Govt must dismantle criminality to build up skills, Obi says

Founder of Centre for Value in Leadership (CVL), Prof Pat Utomi(left); presidential candidate of Labour Party (LP), Peter Obi; and Cosmas Maduka, one of the discussants and chairman of Coscharis Group at the 20th CVL Annual Lecture and International Leadership Symposium in Lagos, yesterday.

Don blames insecurity on poor economy
Presidential candidate of Labour Party (LP), Peter Obi, has said the country must end criminality to build up skills and entrepreneurship.

He said this, yesterday, in Lagos, at the 21st yearly lecture and international leadership symposium by the Centre for Values and Leadership (CVL), founded by Prof. Pat Utomi.

Noting that corruption and criminality kill hard work, he said there must be a deliberate fiscal policy by the government to grow talents, skills and entrepreneurship.


According to him, any country where people in government are richer than businessmen or manufacturers will not survive.

“Nigeria, I believe, is a great country but first, we must dismantle the criminality in government and then we can reverse it. Corruption kills entrepreneurship, professionalism and nobody thinks well in a corrupt country,” he said.

CVL founder, Utomi, said Nigeria must stimulate entrepreneurship for global enterprise.

“How do we look at our endowment and take specific endowment that we want to become global leaders in those value chains and use limited industrial policy to stimulate the sector and facilitate young people to becoming producers in that sector,” he said.


Co-speaker, Dr Henrietta Onwuegbuzie, of the Lagos Business School, who spoke on‘Skills-Driven Entrepreneurship’, said Nigeria must adopt a new set of education, where one chooses, according to what he or she wants to study.

MEANWHILE, a senior lecturer in the Department of Criminology and Security Studies, University of Ilorin (UNILORIN), Dr Monsurat Isiaka, has attributed the ravaging insecurity across the country to the prevailing poor economic situation.

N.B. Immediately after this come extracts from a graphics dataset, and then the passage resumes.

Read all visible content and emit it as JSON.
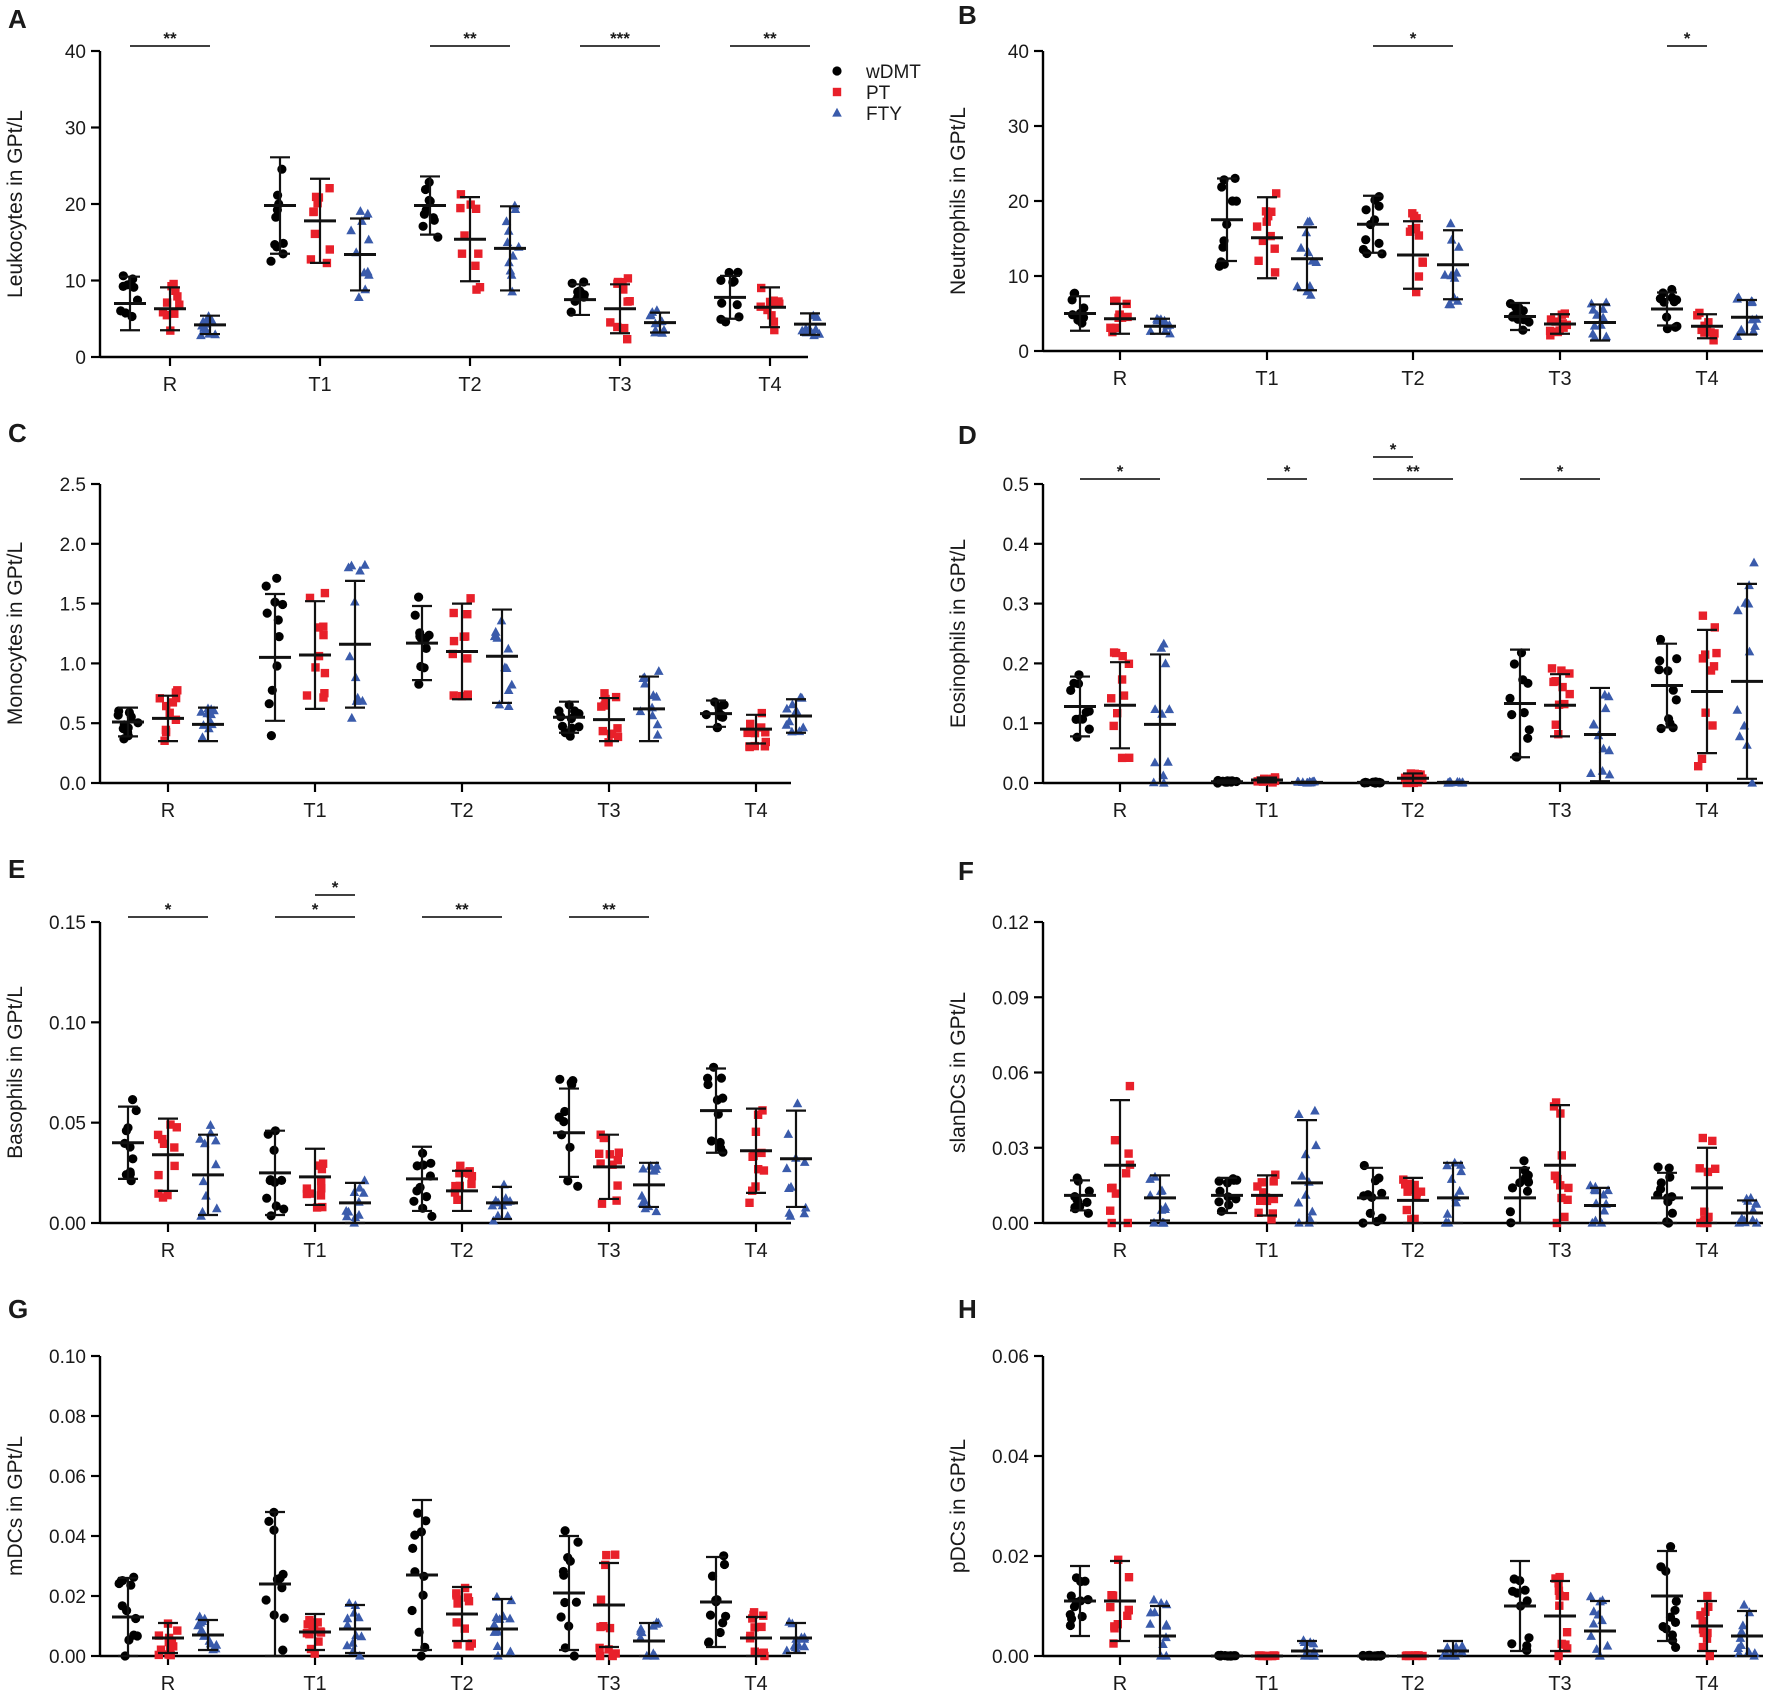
{
  "categories": [
    "R",
    "T1",
    "T2",
    "T3",
    "T4"
  ],
  "legend": [
    {
      "name": "wDMT",
      "color": "#000000",
      "marker": "circle"
    },
    {
      "name": "PT",
      "color": "#e8202a",
      "marker": "square"
    },
    {
      "name": "FTY",
      "color": "#3a5bab",
      "marker": "triangle"
    }
  ],
  "chart_data": [
    {
      "letter": "A",
      "type": "scatter",
      "title": "",
      "xlabel": "",
      "ylabel": "Leukocytes in GPt/L",
      "ylim": [
        0,
        40
      ],
      "ticks": [
        "0",
        "10",
        "20",
        "30",
        "40"
      ],
      "series": [
        {
          "name": "wDMT",
          "means": [
            7.0,
            19.8,
            19.8,
            7.5,
            7.8
          ],
          "sd": [
            3.5,
            6.3,
            3.8,
            2.0,
            2.8
          ]
        },
        {
          "name": "PT",
          "means": [
            6.3,
            17.8,
            15.4,
            6.3,
            6.5
          ],
          "sd": [
            2.8,
            5.5,
            5.5,
            3.2,
            2.6
          ]
        },
        {
          "name": "FTY",
          "means": [
            4.2,
            13.4,
            14.2,
            4.5,
            4.3
          ],
          "sd": [
            1.2,
            4.7,
            5.5,
            1.3,
            1.4
          ]
        }
      ],
      "significance": [
        {
          "group": 0,
          "from": 0,
          "to": 2,
          "label": "**"
        },
        {
          "group": 2,
          "from": 0,
          "to": 2,
          "label": "**"
        },
        {
          "group": 3,
          "from": 0,
          "to": 2,
          "label": "***"
        },
        {
          "group": 4,
          "from": 0,
          "to": 2,
          "label": "**"
        }
      ]
    },
    {
      "letter": "B",
      "type": "scatter",
      "title": "",
      "xlabel": "",
      "ylabel": "Neutrophils in GPt/L",
      "ylim": [
        0,
        40
      ],
      "ticks": [
        "0",
        "10",
        "20",
        "30",
        "40"
      ],
      "series": [
        {
          "name": "wDMT",
          "means": [
            5.0,
            17.5,
            16.9,
            4.6,
            5.6
          ],
          "sd": [
            2.3,
            5.5,
            3.8,
            1.8,
            2.2
          ]
        },
        {
          "name": "PT",
          "means": [
            4.3,
            15.1,
            12.8,
            3.6,
            3.3
          ],
          "sd": [
            2.0,
            5.4,
            4.5,
            1.3,
            1.6
          ]
        },
        {
          "name": "FTY",
          "means": [
            3.3,
            12.3,
            11.5,
            3.8,
            4.5
          ],
          "sd": [
            1.0,
            4.2,
            4.6,
            2.4,
            2.3
          ]
        }
      ],
      "significance": [
        {
          "group": 2,
          "from": 0,
          "to": 2,
          "label": "*"
        },
        {
          "group": 4,
          "from": 0,
          "to": 1,
          "label": "*"
        }
      ]
    },
    {
      "letter": "C",
      "type": "scatter",
      "title": "",
      "xlabel": "",
      "ylabel": "Monocytes in GPt/L",
      "ylim": [
        0,
        2.5
      ],
      "ticks": [
        "0.0",
        "0.5",
        "1.0",
        "1.5",
        "2.0",
        "2.5"
      ],
      "series": [
        {
          "name": "wDMT",
          "means": [
            0.51,
            1.05,
            1.17,
            0.55,
            0.58
          ],
          "sd": [
            0.12,
            0.53,
            0.31,
            0.13,
            0.11
          ]
        },
        {
          "name": "PT",
          "means": [
            0.54,
            1.07,
            1.1,
            0.53,
            0.45
          ],
          "sd": [
            0.19,
            0.45,
            0.4,
            0.18,
            0.12
          ]
        },
        {
          "name": "FTY",
          "means": [
            0.49,
            1.16,
            1.06,
            0.62,
            0.56
          ],
          "sd": [
            0.14,
            0.53,
            0.39,
            0.27,
            0.14
          ]
        }
      ],
      "significance": []
    },
    {
      "letter": "D",
      "type": "scatter",
      "title": "",
      "xlabel": "",
      "ylabel": "Eosinophils in GPt/L",
      "ylim": [
        0,
        0.5
      ],
      "ticks": [
        "0.0",
        "0.1",
        "0.2",
        "0.3",
        "0.4",
        "0.5"
      ],
      "series": [
        {
          "name": "wDMT",
          "means": [
            0.128,
            0.002,
            0.001,
            0.133,
            0.163
          ],
          "sd": [
            0.05,
            0.002,
            0.001,
            0.09,
            0.07
          ]
        },
        {
          "name": "PT",
          "means": [
            0.13,
            0.005,
            0.008,
            0.13,
            0.153
          ],
          "sd": [
            0.072,
            0.004,
            0.008,
            0.052,
            0.103
          ]
        },
        {
          "name": "FTY",
          "means": [
            0.098,
            0.001,
            0.001,
            0.081,
            0.17
          ],
          "sd": [
            0.117,
            0.001,
            0.001,
            0.078,
            0.163
          ]
        }
      ],
      "significance": [
        {
          "group": 0,
          "from": 0,
          "to": 2,
          "label": "*"
        },
        {
          "group": 1,
          "from": 1,
          "to": 2,
          "label": "*"
        },
        {
          "group": 2,
          "from": 0,
          "to": 1,
          "label": "*",
          "level": 1
        },
        {
          "group": 2,
          "from": 0,
          "to": 2,
          "label": "**"
        },
        {
          "group": 3,
          "from": 0,
          "to": 2,
          "label": "*"
        }
      ]
    },
    {
      "letter": "E",
      "type": "scatter",
      "title": "",
      "xlabel": "",
      "ylabel": "Basophils in GPt/L",
      "ylim": [
        0,
        0.15
      ],
      "ticks": [
        "0.00",
        "0.05",
        "0.10",
        "0.15"
      ],
      "series": [
        {
          "name": "wDMT",
          "means": [
            0.04,
            0.025,
            0.022,
            0.045,
            0.056
          ],
          "sd": [
            0.018,
            0.021,
            0.016,
            0.022,
            0.021
          ]
        },
        {
          "name": "PT",
          "means": [
            0.034,
            0.023,
            0.016,
            0.028,
            0.036
          ],
          "sd": [
            0.018,
            0.014,
            0.01,
            0.016,
            0.021
          ]
        },
        {
          "name": "FTY",
          "means": [
            0.024,
            0.01,
            0.01,
            0.019,
            0.032
          ],
          "sd": [
            0.02,
            0.01,
            0.008,
            0.011,
            0.024
          ]
        }
      ],
      "significance": [
        {
          "group": 0,
          "from": 0,
          "to": 2,
          "label": "*"
        },
        {
          "group": 1,
          "from": 1,
          "to": 2,
          "label": "*",
          "level": 1
        },
        {
          "group": 1,
          "from": 0,
          "to": 2,
          "label": "*"
        },
        {
          "group": 2,
          "from": 0,
          "to": 2,
          "label": "**"
        },
        {
          "group": 3,
          "from": 0,
          "to": 2,
          "label": "**"
        }
      ]
    },
    {
      "letter": "F",
      "type": "scatter",
      "title": "",
      "xlabel": "",
      "ylabel": "slanDCs in GPt/L",
      "ylim": [
        0,
        0.12
      ],
      "ticks": [
        "0.00",
        "0.03",
        "0.06",
        "0.09",
        "0.12"
      ],
      "series": [
        {
          "name": "wDMT",
          "means": [
            0.011,
            0.011,
            0.01,
            0.01,
            0.01
          ],
          "sd": [
            0.006,
            0.007,
            0.012,
            0.012,
            0.01
          ]
        },
        {
          "name": "PT",
          "means": [
            0.023,
            0.011,
            0.009,
            0.023,
            0.014
          ],
          "sd": [
            0.026,
            0.008,
            0.009,
            0.024,
            0.016
          ]
        },
        {
          "name": "FTY",
          "means": [
            0.01,
            0.016,
            0.01,
            0.007,
            0.004
          ],
          "sd": [
            0.009,
            0.025,
            0.014,
            0.007,
            0.005
          ]
        }
      ],
      "significance": []
    },
    {
      "letter": "G",
      "type": "scatter",
      "title": "",
      "xlabel": "",
      "ylabel": "mDCs in GPt/L",
      "ylim": [
        0,
        0.1
      ],
      "ticks": [
        "0.00",
        "0.02",
        "0.04",
        "0.06",
        "0.08",
        "0.10"
      ],
      "series": [
        {
          "name": "wDMT",
          "means": [
            0.013,
            0.024,
            0.027,
            0.021,
            0.018
          ],
          "sd": [
            0.013,
            0.024,
            0.025,
            0.019,
            0.015
          ]
        },
        {
          "name": "PT",
          "means": [
            0.006,
            0.008,
            0.014,
            0.017,
            0.006
          ],
          "sd": [
            0.005,
            0.006,
            0.009,
            0.014,
            0.007
          ]
        },
        {
          "name": "FTY",
          "means": [
            0.007,
            0.009,
            0.009,
            0.005,
            0.006
          ],
          "sd": [
            0.005,
            0.008,
            0.01,
            0.006,
            0.005
          ]
        }
      ],
      "significance": []
    },
    {
      "letter": "H",
      "type": "scatter",
      "title": "",
      "xlabel": "",
      "ylabel": "pDCs in GPt/L",
      "ylim": [
        0,
        0.06
      ],
      "ticks": [
        "0.00",
        "0.02",
        "0.04",
        "0.06"
      ],
      "series": [
        {
          "name": "wDMT",
          "means": [
            0.011,
            0.0,
            0.0,
            0.01,
            0.012
          ],
          "sd": [
            0.007,
            0.0001,
            0.0001,
            0.009,
            0.009
          ]
        },
        {
          "name": "PT",
          "means": [
            0.011,
            0.0,
            0.0,
            0.008,
            0.006
          ],
          "sd": [
            0.008,
            0.0001,
            0.0001,
            0.007,
            0.005
          ]
        },
        {
          "name": "FTY",
          "means": [
            0.004,
            0.001,
            0.001,
            0.005,
            0.004
          ],
          "sd": [
            0.006,
            0.002,
            0.002,
            0.006,
            0.005
          ]
        }
      ],
      "significance": []
    }
  ]
}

Consequently, she appealed to the Federal Government to address and arrest the nation’s dwindling economy, noting that “as long as the nation’s economy is in comatose, crimes and criminality would continue to be the order of the day.”

Isiaka, a specialist in the Criminal Justice System and Terrorism, stated this in a chat in her office.

She argued that the need to make ends meet by jobless Nigerians or whose means of livelihood are being threatened by unbridled economic degradation led to increasing criminality across the country.